There’s a key phrase in there that often gets overlooked: I want to know the power of his resurrection and participation in his sufferings, becoming like him in his death. I’ve always thought that the way in which we participate in the sufferings of Jesus is through persecution. The suffering is inflicted upon us by an outside, human force that stands in opposition to the kingdom of God. While this is certainly a huge part of what it means to participate in the sufferings of Jesus, I’ve become convinced that it’s not the whole story. In the absence of persecution, we can sometimes take on the suffering of Jesus by becoming, as he was on the cross, Godforsaken.

It’s important to remember, here, that Jesus didn’t sin or do anything wrong that brought upon his Godforsakeness.
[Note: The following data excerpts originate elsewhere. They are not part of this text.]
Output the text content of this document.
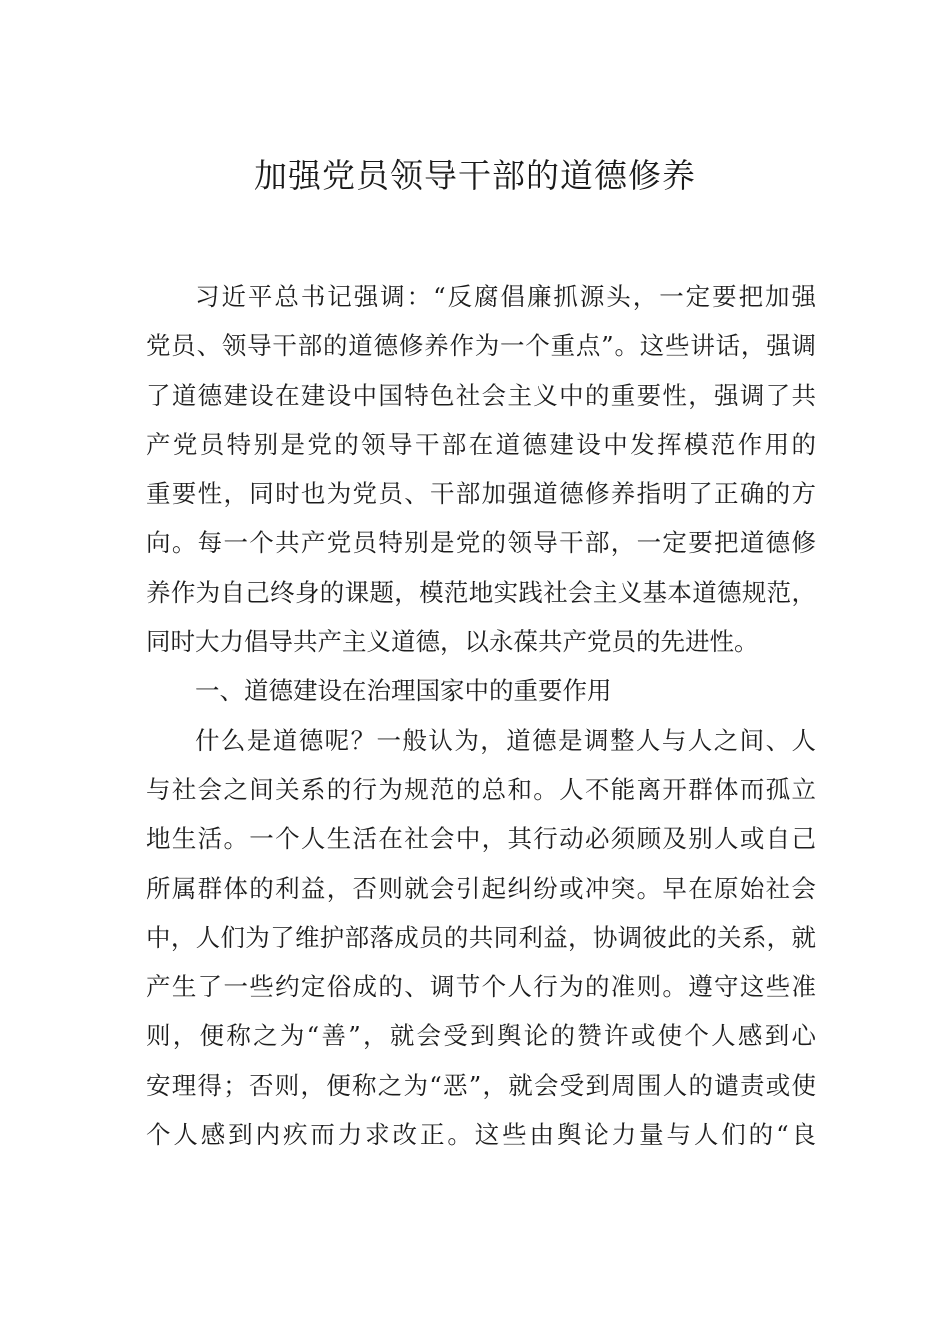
加强党员领导干部的道德修养
习近平总书记强调：“反腐倡廉抓源头，一定要把加强
党员、领导干部的道德修养作为一个重点”。这些讲话，强调
了道德建设在建设中国特色社会主义中的重要性，强调了共
产党员特别是党的领导干部在道德建设中发挥模范作用的
重要性，同时也为党员、干部加强道德修养指明了正确的方
向。每一个共产党员特别是党的领导干部，一定要把道德修
养作为自己终身的课题，模范地实践社会主义基本道德规范，
同时大力倡导共产主义道德，以永葆共产党员的先进性。
一、道德建设在治理国家中的重要作用
什么是道德呢？一般认为，道德是调整人与人之间、人
与社会之间关系的行为规范的总和。人不能离开群体而孤立
地生活。一个人生活在社会中，其行动必须顾及别人或自己
所属群体的利益，否则就会引起纠纷或冲突。早在原始社会
中，人们为了维护部落成员的共同利益，协调彼此的关系，就
产生了一些约定俗成的、调节个人行为的准则。遵守这些准
则，便称之为“善”，就会受到舆论的赞许或使个人感到心
安理得；否则，便称之为“恶”，就会受到周围人的谴责或使
个人感到内疚而力求改正。这些由舆论力量与人们的“良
That Godforsakeness was a part of the Father’s larger plan, and was soon followed by the resurrection, and an entirely new way of being Trinity. In the same way, we don’t necessarily do anything to bring about Godforsakeness in our lives; it can be (and I say “can be” because it is certainly possible that we are so stubborn in our sinfulness that God “gives us over to the desires of our hearts”) a part of the Father’s larger plan to create a whole new way of being human, that is, becoming like Jesus.

God has not forsaken you because you or he are unfaithful. On the contrary, God’s distance in the midst of our suffering is a part of his redemptive plan that always pushes toward resurrection – to new life arisen out of the ashes of death and decay. As Paul says in Romans 5:

Not only so, but we also glory in our sufferings, because we know that suffering produces perseverance;perseverance, character; and character, hope.

God’s aim in all of this is to produce, in you, the power of the resurrection of Jesus and the hope of your own resurrection. Therefore, whatever suffering you are enduring now, know that God may feel distant, but he is not absent. You may be forsaken now, but you will not be forsaken then. Only persevere. Take courage, and be faithful. God is faithful even when it seems that he is faithless, and the stories of God’s faithfulness belong to those who persevere through their Godforsakeness and into their resurrection.